Blessed with the gift of Fire and Brimstone, I then light a flame to our weekly theme and present a pre-game speech that sends frenzied young men onto the game field with each and every player on our sidelines having already accomplished a relative and significant action in their lives. It is nothing short of the greatest integration of masculine spirituality and mentoring for a resolve to action that I have ever witnessed in athletics.
Our young men are in a war that they don’t even see and therefore they are losing abysmally. It is difficult to enlist a manly warrior and bring him to a battle that he doesn’t even know exists, unless of course a mentor takes the responsibility of spelling all that out for him, and that youngster is transformed into a battle – ready “Son of Thunder”.
I took this name, “The Sons of Thunder” and gave it to our brotherhood in a ceremony of flickering lights and shadows by the campfire of Virtue Camp last August. Young men will eventually become what you say they are and I wanted them to become Sons of Thunder.
It is so important that if we want our young men to really follow Christ by the example of those great men that did so in his actual presence, eventually giving their lives in martyrdom, then they need to really get a good whiff of the manhood that was truly required.
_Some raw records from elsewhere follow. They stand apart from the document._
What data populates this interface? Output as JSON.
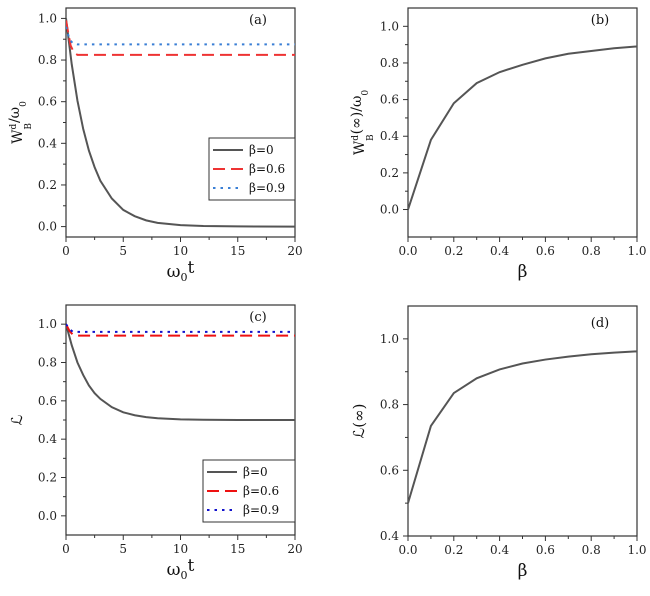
{
  "chart_data": [
    {
      "tag": "(a)",
      "type": "line",
      "xlabel": "ω0t",
      "ylabel": "WBd/ω0",
      "xlim": [
        0,
        20
      ],
      "ylim": [
        -0.05,
        1.05
      ],
      "xticks": [
        "0",
        "5",
        "10",
        "15",
        "20"
      ],
      "xtick_values": [
        0,
        5,
        10,
        15,
        20
      ],
      "yticks": [
        "0.0",
        "0.2",
        "0.4",
        "0.6",
        "0.8",
        "1.0"
      ],
      "ytick_values": [
        0,
        0.2,
        0.4,
        0.6,
        0.8,
        1.0
      ],
      "legend_position": "lower-right",
      "series": [
        {
          "name": "β=0",
          "color": "#555555",
          "style": "solid",
          "x": [
            0,
            0.5,
            1,
            1.5,
            2,
            2.5,
            3,
            4,
            5,
            6,
            7,
            8,
            10,
            12,
            15,
            20
          ],
          "y": [
            1.0,
            0.78,
            0.605,
            0.47,
            0.365,
            0.285,
            0.22,
            0.135,
            0.08,
            0.05,
            0.03,
            0.018,
            0.007,
            0.003,
            0.001,
            0.0
          ]
        },
        {
          "name": "β=0.6",
          "color": "#ee3333",
          "style": "dashed",
          "x": [
            0,
            0.2,
            0.4,
            0.7,
            1,
            20
          ],
          "y": [
            0.99,
            0.93,
            0.87,
            0.835,
            0.825,
            0.825
          ]
        },
        {
          "name": "β=0.9",
          "color": "#3a7fd5",
          "style": "dotted",
          "x": [
            0,
            0.3,
            0.6,
            1,
            20
          ],
          "y": [
            0.96,
            0.9,
            0.88,
            0.875,
            0.875
          ]
        }
      ]
    },
    {
      "tag": "(b)",
      "type": "line",
      "xlabel": "β",
      "ylabel": "WBd(∞)/ω0",
      "xlim": [
        0,
        1
      ],
      "ylim": [
        -0.15,
        1.1
      ],
      "xticks": [
        "0.0",
        "0.2",
        "0.4",
        "0.6",
        "0.8",
        "1.0"
      ],
      "xtick_values": [
        0,
        0.2,
        0.4,
        0.6,
        0.8,
        1.0
      ],
      "yticks": [
        "0.0",
        "0.2",
        "0.4",
        "0.6",
        "0.8",
        "1.0"
      ],
      "ytick_values": [
        0,
        0.2,
        0.4,
        0.6,
        0.8,
        1.0
      ],
      "series": [
        {
          "color": "#555555",
          "style": "solid",
          "x": [
            0,
            0.1,
            0.2,
            0.3,
            0.4,
            0.5,
            0.6,
            0.7,
            0.8,
            0.9,
            1.0
          ],
          "y": [
            0,
            0.38,
            0.58,
            0.69,
            0.75,
            0.79,
            0.825,
            0.85,
            0.865,
            0.88,
            0.89
          ]
        }
      ]
    },
    {
      "tag": "(c)",
      "type": "line",
      "xlabel": "ω0t",
      "ylabel": "ℒ",
      "xlim": [
        0,
        20
      ],
      "ylim": [
        -0.1,
        1.1
      ],
      "xticks": [
        "0",
        "5",
        "10",
        "15",
        "20"
      ],
      "xtick_values": [
        0,
        5,
        10,
        15,
        20
      ],
      "yticks": [
        "0.0",
        "0.2",
        "0.4",
        "0.6",
        "0.8",
        "1.0"
      ],
      "ytick_values": [
        0,
        0.2,
        0.4,
        0.6,
        0.8,
        1.0
      ],
      "legend_position": "lower-right",
      "series": [
        {
          "name": "β=0",
          "color": "#555555",
          "style": "solid",
          "x": [
            0,
            0.5,
            1,
            1.5,
            2,
            2.5,
            3,
            4,
            5,
            6,
            7,
            8,
            10,
            12,
            15,
            20
          ],
          "y": [
            1.0,
            0.89,
            0.8,
            0.735,
            0.68,
            0.64,
            0.61,
            0.567,
            0.54,
            0.525,
            0.515,
            0.509,
            0.503,
            0.501,
            0.5,
            0.5
          ]
        },
        {
          "name": "β=0.6",
          "color": "#ee1111",
          "style": "dashed",
          "x": [
            0,
            0.3,
            0.6,
            1,
            20
          ],
          "y": [
            1.0,
            0.965,
            0.945,
            0.94,
            0.94
          ]
        },
        {
          "name": "β=0.9",
          "color": "#1111cc",
          "style": "dotted",
          "x": [
            0,
            0.3,
            0.6,
            20
          ],
          "y": [
            1.0,
            0.975,
            0.96,
            0.96
          ]
        }
      ]
    },
    {
      "tag": "(d)",
      "type": "line",
      "xlabel": "β",
      "ylabel": "ℒ(∞)",
      "xlim": [
        0,
        1
      ],
      "ylim": [
        0.4,
        1.1
      ],
      "xticks": [
        "0.0",
        "0.2",
        "0.4",
        "0.6",
        "0.8",
        "1.0"
      ],
      "xtick_values": [
        0,
        0.2,
        0.4,
        0.6,
        0.8,
        1.0
      ],
      "yticks": [
        "0.4",
        "0.6",
        "0.8",
        "1.0"
      ],
      "ytick_values": [
        0.4,
        0.6,
        0.8,
        1.0
      ],
      "series": [
        {
          "color": "#555555",
          "style": "solid",
          "x": [
            0,
            0.1,
            0.2,
            0.3,
            0.4,
            0.5,
            0.6,
            0.7,
            0.8,
            0.9,
            1.0
          ],
          "y": [
            0.5,
            0.735,
            0.835,
            0.88,
            0.907,
            0.925,
            0.937,
            0.946,
            0.953,
            0.958,
            0.962
          ]
        }
      ]
    }
  ]
}
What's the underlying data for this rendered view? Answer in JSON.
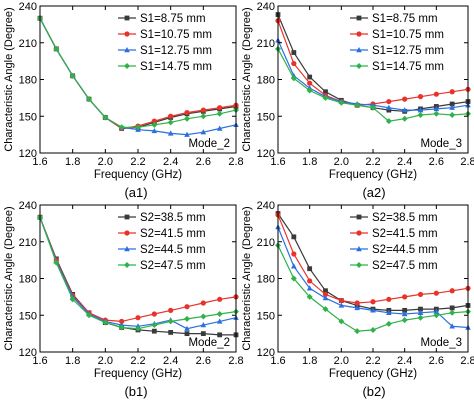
{
  "chart_data": [
    {
      "type": "line",
      "caption": "(a1)",
      "annotation": "Mode_2",
      "xlabel": "Frequency (GHz)",
      "ylabel": "Characteristic Angle (Degree)",
      "xlim": [
        1.6,
        2.8
      ],
      "ylim": [
        120,
        240
      ],
      "xticks": [
        "1.6",
        "1.8",
        "2.0",
        "2.2",
        "2.4",
        "2.6",
        "2.8"
      ],
      "yticks": [
        "120",
        "150",
        "180",
        "210",
        "240"
      ],
      "legend_position": "top-right",
      "grid": false,
      "x": [
        1.6,
        1.7,
        1.8,
        1.9,
        2.0,
        2.1,
        2.2,
        2.3,
        2.4,
        2.5,
        2.6,
        2.7,
        2.8
      ],
      "series": [
        {
          "name": "S1=8.75 mm",
          "color": "#3a3a3a",
          "marker": "square",
          "values": [
            230,
            205,
            183,
            164,
            149,
            140,
            141,
            145,
            149,
            152,
            154,
            156,
            158
          ]
        },
        {
          "name": "S1=10.75 mm",
          "color": "#e8332b",
          "marker": "circle",
          "values": [
            230,
            205,
            183,
            164,
            149,
            140,
            142,
            146,
            150,
            153,
            155,
            157,
            159
          ]
        },
        {
          "name": "S1=12.75 mm",
          "color": "#2b6fe0",
          "marker": "triangle",
          "values": [
            230,
            205,
            183,
            164,
            149,
            141,
            139,
            138,
            136,
            135,
            137,
            140,
            143
          ]
        },
        {
          "name": "S1=14.75 mm",
          "color": "#2fb24a",
          "marker": "diamond",
          "values": [
            230,
            205,
            183,
            164,
            149,
            141,
            141,
            143,
            145,
            148,
            150,
            152,
            155
          ]
        }
      ]
    },
    {
      "type": "line",
      "caption": "(a2)",
      "annotation": "Mode_3",
      "xlabel": "Frequency (GHz)",
      "ylabel": "Characteristic Angle (Degree)",
      "xlim": [
        1.6,
        2.8
      ],
      "ylim": [
        120,
        240
      ],
      "xticks": [
        "1.6",
        "1.8",
        "2.0",
        "2.2",
        "2.4",
        "2.6",
        "2.8"
      ],
      "yticks": [
        "120",
        "150",
        "180",
        "210",
        "240"
      ],
      "legend_position": "top-right",
      "grid": false,
      "x": [
        1.6,
        1.7,
        1.8,
        1.9,
        2.0,
        2.1,
        2.2,
        2.3,
        2.4,
        2.5,
        2.6,
        2.7,
        2.8
      ],
      "series": [
        {
          "name": "S1=8.75 mm",
          "color": "#3a3a3a",
          "marker": "square",
          "values": [
            233,
            202,
            182,
            170,
            163,
            159,
            157,
            155,
            154,
            156,
            158,
            160,
            162
          ]
        },
        {
          "name": "S1=10.75 mm",
          "color": "#e8332b",
          "marker": "circle",
          "values": [
            228,
            193,
            177,
            167,
            162,
            159,
            160,
            162,
            164,
            166,
            168,
            170,
            172
          ]
        },
        {
          "name": "S1=12.75 mm",
          "color": "#2b6fe0",
          "marker": "triangle",
          "values": [
            212,
            183,
            173,
            166,
            162,
            160,
            159,
            157,
            155,
            155,
            156,
            157,
            159
          ]
        },
        {
          "name": "S1=14.75 mm",
          "color": "#2fb24a",
          "marker": "diamond",
          "values": [
            205,
            181,
            171,
            165,
            161,
            159,
            157,
            146,
            148,
            151,
            152,
            151,
            152
          ]
        }
      ]
    },
    {
      "type": "line",
      "caption": "(b1)",
      "annotation": "Mode_2",
      "xlabel": "Frequency (GHz)",
      "ylabel": "Characteristic Angle (Degree)",
      "xlim": [
        1.6,
        2.8
      ],
      "ylim": [
        120,
        240
      ],
      "xticks": [
        "1.6",
        "1.8",
        "2.0",
        "2.2",
        "2.4",
        "2.6",
        "2.8"
      ],
      "yticks": [
        "120",
        "150",
        "180",
        "210",
        "240"
      ],
      "legend_position": "top-right",
      "grid": false,
      "x": [
        1.6,
        1.7,
        1.8,
        1.9,
        2.0,
        2.1,
        2.2,
        2.3,
        2.4,
        2.5,
        2.6,
        2.7,
        2.8
      ],
      "series": [
        {
          "name": "S2=38.5 mm",
          "color": "#3a3a3a",
          "marker": "square",
          "values": [
            230,
            196,
            167,
            152,
            144,
            140,
            138,
            137,
            136,
            135,
            135,
            134,
            134
          ]
        },
        {
          "name": "S2=41.5 mm",
          "color": "#e8332b",
          "marker": "circle",
          "values": [
            230,
            195,
            166,
            152,
            146,
            145,
            148,
            151,
            154,
            157,
            160,
            163,
            165
          ]
        },
        {
          "name": "S2=44.5 mm",
          "color": "#2b6fe0",
          "marker": "triangle",
          "values": [
            230,
            194,
            165,
            151,
            145,
            142,
            141,
            143,
            146,
            139,
            142,
            145,
            148
          ]
        },
        {
          "name": "S2=47.5 mm",
          "color": "#2fb24a",
          "marker": "diamond",
          "values": [
            230,
            193,
            163,
            150,
            144,
            140,
            139,
            142,
            145,
            147,
            149,
            151,
            153
          ]
        }
      ]
    },
    {
      "type": "line",
      "caption": "(b2)",
      "annotation": "Mode_3",
      "xlabel": "Frequency (GHz)",
      "ylabel": "Characteristic Angle (Degree)",
      "xlim": [
        1.6,
        2.8
      ],
      "ylim": [
        120,
        240
      ],
      "xticks": [
        "1.6",
        "1.8",
        "2.0",
        "2.2",
        "2.4",
        "2.6",
        "2.8"
      ],
      "yticks": [
        "120",
        "150",
        "180",
        "210",
        "240"
      ],
      "legend_position": "top-right",
      "grid": false,
      "x": [
        1.6,
        1.7,
        1.8,
        1.9,
        2.0,
        2.1,
        2.2,
        2.3,
        2.4,
        2.5,
        2.6,
        2.7,
        2.8
      ],
      "series": [
        {
          "name": "S2=38.5 mm",
          "color": "#3a3a3a",
          "marker": "square",
          "values": [
            233,
            214,
            188,
            170,
            162,
            158,
            155,
            154,
            154,
            155,
            155,
            156,
            158
          ]
        },
        {
          "name": "S2=41.5 mm",
          "color": "#e8332b",
          "marker": "circle",
          "values": [
            232,
            200,
            178,
            167,
            162,
            160,
            161,
            163,
            165,
            167,
            168,
            170,
            172
          ]
        },
        {
          "name": "S2=44.5 mm",
          "color": "#2b6fe0",
          "marker": "triangle",
          "values": [
            222,
            190,
            172,
            164,
            158,
            156,
            154,
            152,
            151,
            152,
            153,
            141,
            140
          ]
        },
        {
          "name": "S2=47.5 mm",
          "color": "#2fb24a",
          "marker": "diamond",
          "values": [
            207,
            180,
            165,
            155,
            145,
            137,
            138,
            143,
            146,
            148,
            150,
            152,
            153
          ]
        }
      ]
    }
  ]
}
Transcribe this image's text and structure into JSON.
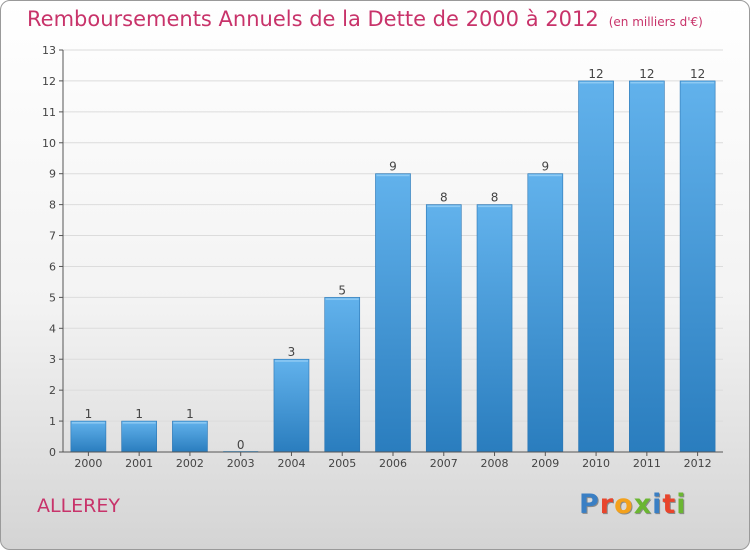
{
  "header": {
    "title": "Remboursements Annuels de la Dette de 2000 à 2012",
    "unit": "(en milliers d'€)"
  },
  "footer": {
    "town": "ALLEREY",
    "logo": "Proxiti",
    "logo_colors": [
      "#3a7fc4",
      "#e8452c",
      "#f3a11c",
      "#6bb632",
      "#3a7fc4",
      "#e8452c",
      "#6bb632"
    ]
  },
  "colors": {
    "bar_top": "#62b2ec",
    "bar_bottom": "#2a7dbe",
    "axis": "#555555",
    "grid": "#dcdcdc",
    "text": "#444444"
  },
  "chart_data": {
    "type": "bar",
    "categories": [
      "2000",
      "2001",
      "2002",
      "2003",
      "2004",
      "2005",
      "2006",
      "2007",
      "2008",
      "2009",
      "2010",
      "2011",
      "2012"
    ],
    "values": [
      1,
      1,
      1,
      0,
      3,
      5,
      9,
      8,
      8,
      9,
      12,
      12,
      12
    ],
    "ylim": [
      0,
      13
    ],
    "yticks": [
      0,
      1,
      2,
      3,
      4,
      5,
      6,
      7,
      8,
      9,
      10,
      11,
      12,
      13
    ],
    "grid": true,
    "legend": "none"
  }
}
For example, we can’t ask young tough men of 2010 to become inspired by the softly bearded depiction of the robed men in DaVinci’s “Last Supper”.
As their inspirational leaders we need to make those 12 men come alive. We need to meditate historically on what the Disciples saw daily, study their travels, how difficult those travels were and the perils they faced. There was no GPS, no text messaging stuff like “Hey John, I’m really get my chops busted over here, send help”. There was no business rental car, just sandals.